Pescara, 24 novembred 2017 - Giuly Damiani, 30 anni, di Farindola. Nella strage ha perso il suo fidanzato, Gabriele D’Angelo. Aveva 32 anni, faceva il cameriere all’hotel Rigopiano, era volontario della Croce Rossa a Penne, il suo paese. Non aveva ferite, ha stabilito l’autopsia. «Proprio per questo abbiamo sempre pensato che poteva essere salvato. Provo una grande rabbia. Si deve andare a fondo, si deve fare giustizia. Chi ha responsabilità anche dei ritardi deve pagare».
L’8 novembre come familiari delle vittime avete manifestato sotto la prefettura di Pescara, avete incontrato Provolo. Oggi è indagato. «Me l’aspettavo da quando ho saputo che è stato spostato. Noi quel giorno volevamo dire: vi state rendendo conto di quel che è successo?
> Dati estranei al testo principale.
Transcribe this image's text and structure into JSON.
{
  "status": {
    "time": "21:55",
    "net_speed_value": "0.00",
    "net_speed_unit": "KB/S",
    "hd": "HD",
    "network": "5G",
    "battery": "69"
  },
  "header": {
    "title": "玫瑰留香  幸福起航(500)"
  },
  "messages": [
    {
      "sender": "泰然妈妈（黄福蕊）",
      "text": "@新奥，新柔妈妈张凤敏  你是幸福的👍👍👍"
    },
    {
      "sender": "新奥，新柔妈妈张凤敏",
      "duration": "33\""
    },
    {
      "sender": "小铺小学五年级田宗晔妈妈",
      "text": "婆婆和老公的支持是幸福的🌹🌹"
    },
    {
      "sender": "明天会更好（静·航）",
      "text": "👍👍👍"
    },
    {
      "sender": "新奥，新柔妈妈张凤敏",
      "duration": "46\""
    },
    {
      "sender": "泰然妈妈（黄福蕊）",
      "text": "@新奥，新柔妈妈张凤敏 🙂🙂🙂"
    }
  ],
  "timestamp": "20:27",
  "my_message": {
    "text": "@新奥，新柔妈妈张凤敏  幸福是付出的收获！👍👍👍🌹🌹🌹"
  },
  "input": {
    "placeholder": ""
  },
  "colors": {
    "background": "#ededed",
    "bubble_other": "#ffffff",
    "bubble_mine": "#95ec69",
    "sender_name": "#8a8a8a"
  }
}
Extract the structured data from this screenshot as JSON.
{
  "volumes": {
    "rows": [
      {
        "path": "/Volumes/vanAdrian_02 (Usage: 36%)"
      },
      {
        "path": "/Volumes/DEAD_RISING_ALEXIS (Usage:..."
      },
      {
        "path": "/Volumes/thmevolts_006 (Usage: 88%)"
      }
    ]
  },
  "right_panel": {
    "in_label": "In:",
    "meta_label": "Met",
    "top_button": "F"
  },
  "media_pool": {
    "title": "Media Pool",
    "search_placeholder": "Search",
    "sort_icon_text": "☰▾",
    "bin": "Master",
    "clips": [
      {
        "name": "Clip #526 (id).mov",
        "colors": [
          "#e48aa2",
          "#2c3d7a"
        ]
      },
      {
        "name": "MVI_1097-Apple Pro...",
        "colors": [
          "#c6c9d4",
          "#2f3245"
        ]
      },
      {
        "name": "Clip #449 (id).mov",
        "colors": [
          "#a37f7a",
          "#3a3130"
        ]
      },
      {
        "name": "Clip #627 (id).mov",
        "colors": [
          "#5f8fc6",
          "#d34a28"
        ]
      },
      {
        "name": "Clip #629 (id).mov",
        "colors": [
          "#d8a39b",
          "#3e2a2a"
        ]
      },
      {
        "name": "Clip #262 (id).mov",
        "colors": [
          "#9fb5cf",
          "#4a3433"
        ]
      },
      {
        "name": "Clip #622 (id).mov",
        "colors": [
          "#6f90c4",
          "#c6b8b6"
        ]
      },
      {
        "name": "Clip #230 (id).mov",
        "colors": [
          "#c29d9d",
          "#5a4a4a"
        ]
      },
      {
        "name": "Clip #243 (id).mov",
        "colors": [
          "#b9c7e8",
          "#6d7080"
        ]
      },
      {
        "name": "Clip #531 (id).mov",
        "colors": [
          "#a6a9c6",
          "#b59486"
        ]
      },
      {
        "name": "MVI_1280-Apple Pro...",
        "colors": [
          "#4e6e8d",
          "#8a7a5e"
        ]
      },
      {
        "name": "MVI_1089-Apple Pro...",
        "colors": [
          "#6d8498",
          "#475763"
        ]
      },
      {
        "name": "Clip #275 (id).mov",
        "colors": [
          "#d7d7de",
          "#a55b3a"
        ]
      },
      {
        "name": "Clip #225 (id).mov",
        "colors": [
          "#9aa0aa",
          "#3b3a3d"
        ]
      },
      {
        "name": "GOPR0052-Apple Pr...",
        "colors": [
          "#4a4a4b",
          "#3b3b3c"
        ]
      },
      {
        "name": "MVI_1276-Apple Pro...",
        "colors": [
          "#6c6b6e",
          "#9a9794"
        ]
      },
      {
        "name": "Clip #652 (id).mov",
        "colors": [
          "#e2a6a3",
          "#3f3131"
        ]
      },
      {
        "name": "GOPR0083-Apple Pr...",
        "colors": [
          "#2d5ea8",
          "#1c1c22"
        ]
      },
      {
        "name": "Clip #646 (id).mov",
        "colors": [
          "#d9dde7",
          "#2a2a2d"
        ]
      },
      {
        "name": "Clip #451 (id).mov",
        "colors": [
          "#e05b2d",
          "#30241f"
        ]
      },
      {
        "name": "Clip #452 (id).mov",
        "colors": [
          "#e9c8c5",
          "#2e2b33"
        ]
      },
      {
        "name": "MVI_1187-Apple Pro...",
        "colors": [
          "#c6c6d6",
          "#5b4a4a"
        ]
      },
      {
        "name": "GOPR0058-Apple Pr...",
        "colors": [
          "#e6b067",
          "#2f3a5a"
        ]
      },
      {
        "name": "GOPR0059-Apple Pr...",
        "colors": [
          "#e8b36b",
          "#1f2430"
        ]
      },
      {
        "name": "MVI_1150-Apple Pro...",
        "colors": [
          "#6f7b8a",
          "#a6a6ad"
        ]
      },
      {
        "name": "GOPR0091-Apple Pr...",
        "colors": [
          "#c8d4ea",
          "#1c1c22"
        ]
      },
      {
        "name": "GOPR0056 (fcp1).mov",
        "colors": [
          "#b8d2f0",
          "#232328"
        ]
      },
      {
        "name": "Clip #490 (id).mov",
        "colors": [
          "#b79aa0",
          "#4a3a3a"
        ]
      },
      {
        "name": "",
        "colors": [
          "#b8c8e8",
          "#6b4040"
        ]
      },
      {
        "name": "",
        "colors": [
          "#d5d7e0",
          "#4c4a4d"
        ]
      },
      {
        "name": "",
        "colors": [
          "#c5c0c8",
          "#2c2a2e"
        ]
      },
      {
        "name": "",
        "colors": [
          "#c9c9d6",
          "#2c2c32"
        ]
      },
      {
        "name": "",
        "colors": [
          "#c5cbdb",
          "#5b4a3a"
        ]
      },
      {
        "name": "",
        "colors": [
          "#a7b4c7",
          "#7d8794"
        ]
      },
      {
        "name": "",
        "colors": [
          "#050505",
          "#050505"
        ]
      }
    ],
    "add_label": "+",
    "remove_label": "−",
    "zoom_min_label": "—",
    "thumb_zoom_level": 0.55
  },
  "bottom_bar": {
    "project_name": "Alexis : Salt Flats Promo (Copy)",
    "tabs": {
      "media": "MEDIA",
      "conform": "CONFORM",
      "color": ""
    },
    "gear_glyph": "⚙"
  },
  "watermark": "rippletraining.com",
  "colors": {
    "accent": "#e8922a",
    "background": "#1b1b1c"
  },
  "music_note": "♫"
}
Perché sembra che tutto scivoli, come se la morte di 29 persone fosse una cosa naturale. Okkey sì è successa, pazienza. No».
Cosa si aspetta, ora? «Certo, per com’è fatto questo Paese... Ma spero con tutto il cuore che sia fatta luce, che esca la verità. Chi sta ancora sulle poltrone, prende in giro non solo noi ma tutta l’Italia».
Chiedete le dimissioni. «Assolutamente sì. Già le avrebbero dovute dare. Forse ad essere puniti saranno i più deboli. Chi avrà le spalle forti se la scamperà».
L’ultimo ricordo di Gabriele. «Ci siamo sentiti quello stesso pomeriggio del 18 gennaio, erano le tre e mezzo. Mi ha chiamato su WhatsApp, l’unico modo per comunicare. L’ho sentito preoccupato, proprio lui abituato a tranquillizzare sempre tutti».
Cosa le ha detto? «Mi ha chiesto aiuto, ‘per favore vai in Comune a Farindola, ci devono mandare una turbina per pulire la strada. La situazione è insostenibile. I clienti sono impauriti, non riusciamo più a tenerli. E anche noi vogliamo andare via’. Il suo tono di voce mi ha davvero colpito».
Quella mattina c’erano state anche le scosse di terremoto. «Gli stessi dipendenti volevano scendere, se ne volevano andare. Gabriele me lo aveva già scritto per messaggio. Me l’ha ripetuto al telefono».
Ha provato ad aiutarlo. «Mi sono precipitata in Comune a chiedere aiuto, non era da lui essere così. Per questo stavo in ansia, non era un atteggiamento normale».
In Municipio c’era il Coc, il centro operativo. «Non ho trovato nessuno. Poi ho incontrato alcune persone davanti al bar, c’era anche un tecnico comunale».
Quindi ha chiesto di mandare i mezzi. «Mi hanno risposto che non c’erano turbine disponibili, che sarebbero partite forse in serata, sicuramente l’indomani mattina. Ho richiamato Gabriele, ho cercato di tranquillizzarlo. Gli ho detto, vedrai, domani vi liberano. Dicevo così ma non ero convinta».
Lei lavorava ancora a Rigopiano a marzo 2015, quando l’hotel rimase isolato tre giorni. «Ero alla reception, abbiamo avuto paura soprattutto per i bambini. E poi: se qualcuno si sentiva male? Ma quella volta è finita bene».
La rabbia, oggi. «Cerco di andare avanti, di impegnarmi nel lavoro. Ma la mia vita è cambiata, è cambiato il mio futuro. Io e Gabriele dovevamo sposarci l’anno prossimo, stavamo insieme da quattro anni e mezzo».
Com’era lui? «Un altruista. Sempre pronto e disponibile ad aiutare gli altri. Ottimista e positivo. Mai visto arrabbiato. A Rigopiano si trovava bene, era come una famiglia. Il canalone? Nessuno di noi se n’era mai accolto».